Longe de mim imaginar que as crianças procuravam ou viviam uma intensa libido erótica entre os quatro meses de concepção e quatro anos, quatro anos e meio de idade, como define Wilfred Bion no seu texto de 1966, citado mais á frente. Ainda mais longe das minhas ideias e sentimentos, que esse ser fosse criança até essa idade, em que adquire a capacidade de desenvolver o entendimento do real: e começa a desenvolver esse entendimento. Orientado pelas ideias da cultura social, pensava que o bebé no ventre da mãe mexia por ser parte da sua fisiologia.
A mãe da minha descendência costumava dizer: "anda cá, apalpa, está a mexer..." e, cheio de orgulho e felicidade, beijava a barriga e, evidentemente, com paixão e desejo e com esse profundo carinho que até ao dia de hoje sobrevive no amor e cuidado que dedicamos aos nossos netos, comia com beijos e abraços a minha mulher. Como dizem os Terapeutas não Antropólogos: o bebé nasce no olhar de dois namorados, frase citada e contextualizada no presente texto. Andava como os putos babados, a contar esta linda história aos que me suportavam quer as palavras, quer o nunca parar de dizer o mesmo. Adulto já para tanta brincadeira, a minha próxima paternidade era a minha delícia, a da minha mulher eram as caixas de rosas vermelhas e chocolates com leite. Os beijos para a minha mulher até a hostilizavam: "deixe-me em paz...." E eu, pretenso bom pai, não a queria provocar e largava-a. Escrevia extensos textos, preparava imensas aulas, tratava de todos os casos do meu Gabinete de Advogado desses tempos...com uma imensa distracção porque, a criança que estava no ventre da minha mulher, estava a invadir a minha cabeça a e preencher toda a minha aprendizagem sócio cultural de macho. Adorava quando íamos á rua passear apenas os dois, eu a abraçar, a segurar e a exibir a barriga da minha mulher, que eu tinha ajudado a encher e, tanto quanto possível acariciar em frente de todo o grupo social, o querido volume da feminilidade da minha paixão, essa mulher que me tinha cativado e levado a não parar até fazermos esse, para mim de certeza, filho.

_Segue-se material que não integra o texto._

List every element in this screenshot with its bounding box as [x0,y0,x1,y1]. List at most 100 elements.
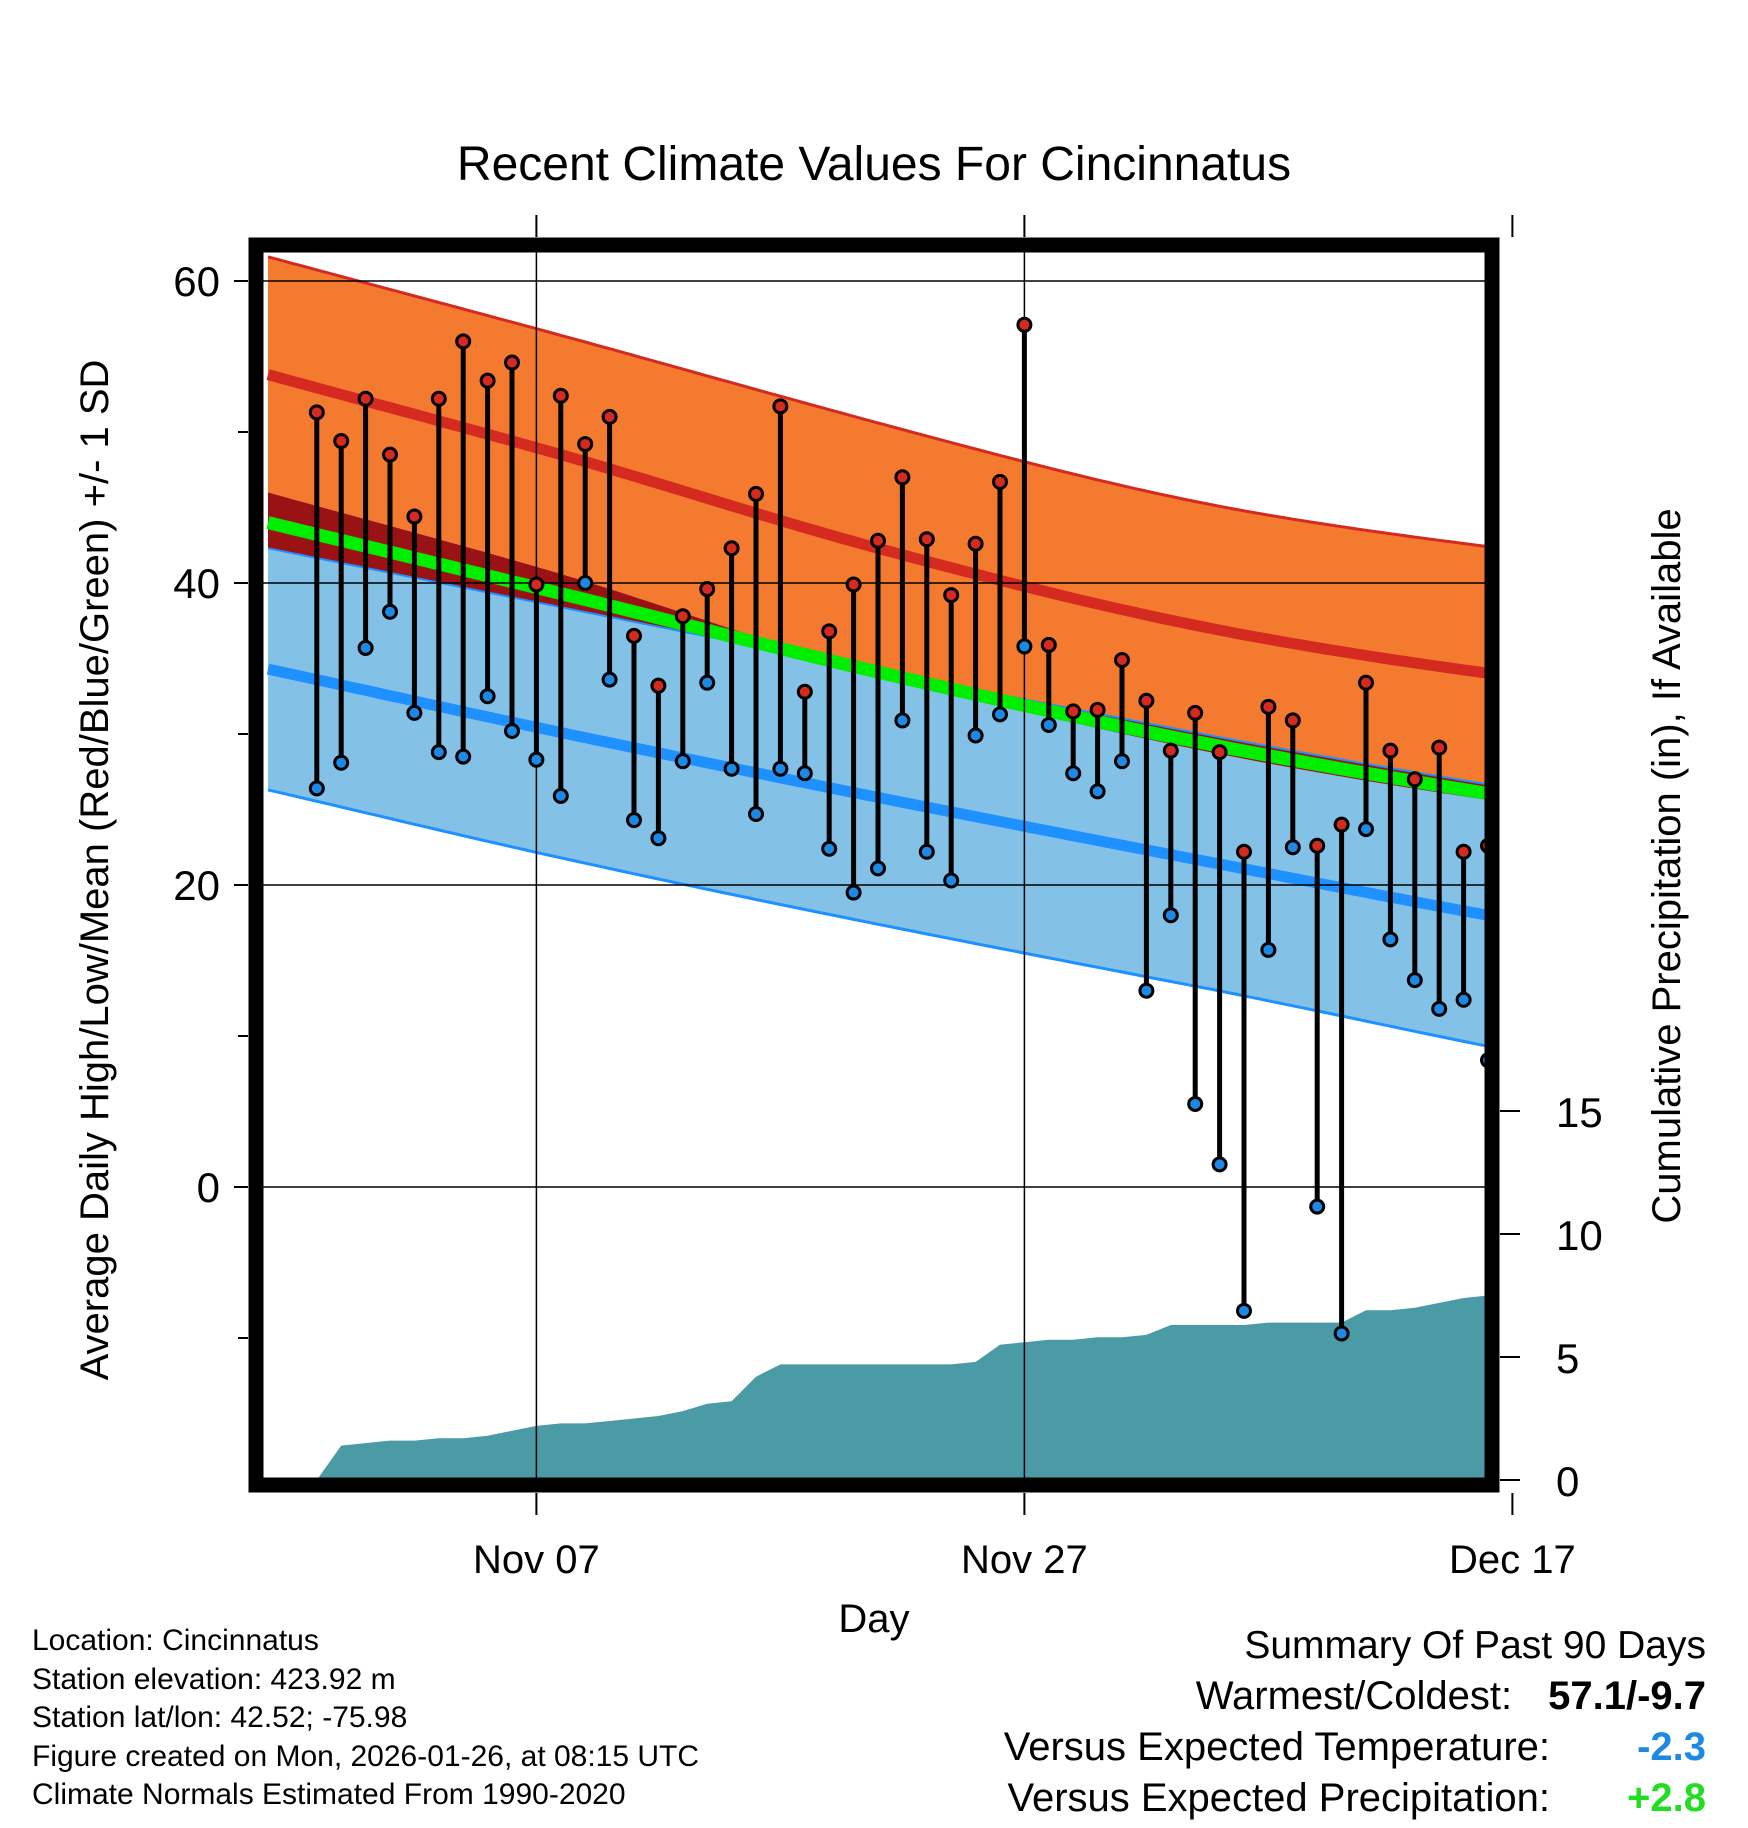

Proibido tricotar cor-de-rosa, proibido pensar em nomes de rapariga, não tolerava mencionar nomes femininos para esse nosso primeiro descendente, feito no meio de um terrível ataque de paixão.
Grande déspota, este pai. Muito direito, muita culturas de outras sociedades, muito trabalho de campo..., na mais absoluta ignorância de que os saltos dentro do ventre eram a resposta zangada do meu sonhado rapaz, que defendia o que eu não sabia: a sua paz, a calma, a tranquilidade dentro da mãe, o alimento amniótico, alimento umbilical, a zangar-se com uma outra química que lhe tirava a comida quando eu entrava na mãe, a tentar por todos os meios possuir por completo a base da sua vida: o quente, flutuante, calmo e silencioso ninho no qual morava, nesse curto espaço de tempo. Grande déspota a mãe, ao defender a criança de qualquer perigo externo e, por vezes por, o marido, ainda não pai, de parte, pela dificuldade de ser grávida e conjugue.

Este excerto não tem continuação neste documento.